Sulemana was born in Tuna, a Savanna regional town.
He studied at the University of Ghana before moving to the University of Missouri in 2008 to pursue a PhD in Economics.
In 2014, he returned to teach at the Ghana Institute of Management and Public Administration (GIMPA).
That pretty much sums up his dissatisfaction. He left GIMPA for a job at the University of Ghana two years later, where he said things improved but were still insufficient.
He left the University of Ghana after only two years and returned to the United States to work as a banker.
The issue of working conditions for university professors is more complex.
have left their jobs for a variety of reasons, the most important of which is low pay.
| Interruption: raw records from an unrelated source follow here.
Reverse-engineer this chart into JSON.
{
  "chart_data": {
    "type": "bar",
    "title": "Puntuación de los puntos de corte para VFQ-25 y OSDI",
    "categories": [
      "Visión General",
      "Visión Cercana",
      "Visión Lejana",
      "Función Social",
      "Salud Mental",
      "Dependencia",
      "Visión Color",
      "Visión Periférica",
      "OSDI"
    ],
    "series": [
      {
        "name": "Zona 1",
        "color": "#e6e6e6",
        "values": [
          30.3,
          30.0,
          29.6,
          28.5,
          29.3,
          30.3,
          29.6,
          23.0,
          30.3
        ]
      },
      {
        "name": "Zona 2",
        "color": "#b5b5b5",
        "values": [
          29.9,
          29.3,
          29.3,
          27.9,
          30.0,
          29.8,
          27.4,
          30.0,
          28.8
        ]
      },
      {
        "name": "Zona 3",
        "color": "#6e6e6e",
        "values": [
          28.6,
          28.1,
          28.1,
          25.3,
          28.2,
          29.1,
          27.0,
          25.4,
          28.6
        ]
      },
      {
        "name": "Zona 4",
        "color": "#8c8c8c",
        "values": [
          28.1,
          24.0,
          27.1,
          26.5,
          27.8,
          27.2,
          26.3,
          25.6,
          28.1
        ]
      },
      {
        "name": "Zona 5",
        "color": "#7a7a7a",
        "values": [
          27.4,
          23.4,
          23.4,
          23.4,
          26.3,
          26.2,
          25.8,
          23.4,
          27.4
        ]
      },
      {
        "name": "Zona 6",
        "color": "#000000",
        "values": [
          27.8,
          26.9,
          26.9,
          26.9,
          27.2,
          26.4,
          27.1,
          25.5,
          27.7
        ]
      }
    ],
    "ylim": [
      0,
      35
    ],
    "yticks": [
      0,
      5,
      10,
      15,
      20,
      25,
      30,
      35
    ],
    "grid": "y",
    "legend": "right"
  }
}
According to UTAG, the trend is similar to that of other schools. The situation is one of the factors cited by analysts as contributing to Ghana’s current university standards.
In 2014, Dr Francis Annor received his PhD from Cambridge University.
When he arrived, he was offered a position at the University of Ghana’s Psychology Department. He left in October 2021 to start a new job at the University of Cape Coast.
He, like many of his colleagues, has recently considered quitting entirely.
The issues that UTAG is currently battling have been present since the implementation of the single spine salary structure more than ten years ago.
The lecturers are now requesting that the starting salary for a university lecturer be no less than 2,000 dollars. Wages and salaries that are reasonable The Commission has acted as a go-between for the government and university professors.
The commission insists that lecturers are currently receiving the best possible pay. Earl Ankrah, who represents them, claims that UTAG has not been consistent with their demands.
University professors, like Dr Sulemaana, are leaving in droves. And, like Dr Annor, many others are only waiting for their turn to move.
He had the following to say:
“At GIMPA, even my office had no air-conditioning. I complained to everyone I could complain to and people thought it was a luxury for a lecturer to have an air-condition in his office.”
“By the time I came to Legon, my salary was less than ¢5,000 a month. This means I earned so much more being a graduate student in the US than being a full-time lecturer in Ghana.”
“When I was about to complete my PhD, I started looking at opportunities back home. When I decided to return, my friends questioned me. They asked why I am making this decision but I came home.”
“If we could try and make life easier for workers. Just a little bit. We could solve many problems in this country that way,” says Dr Sulemaana.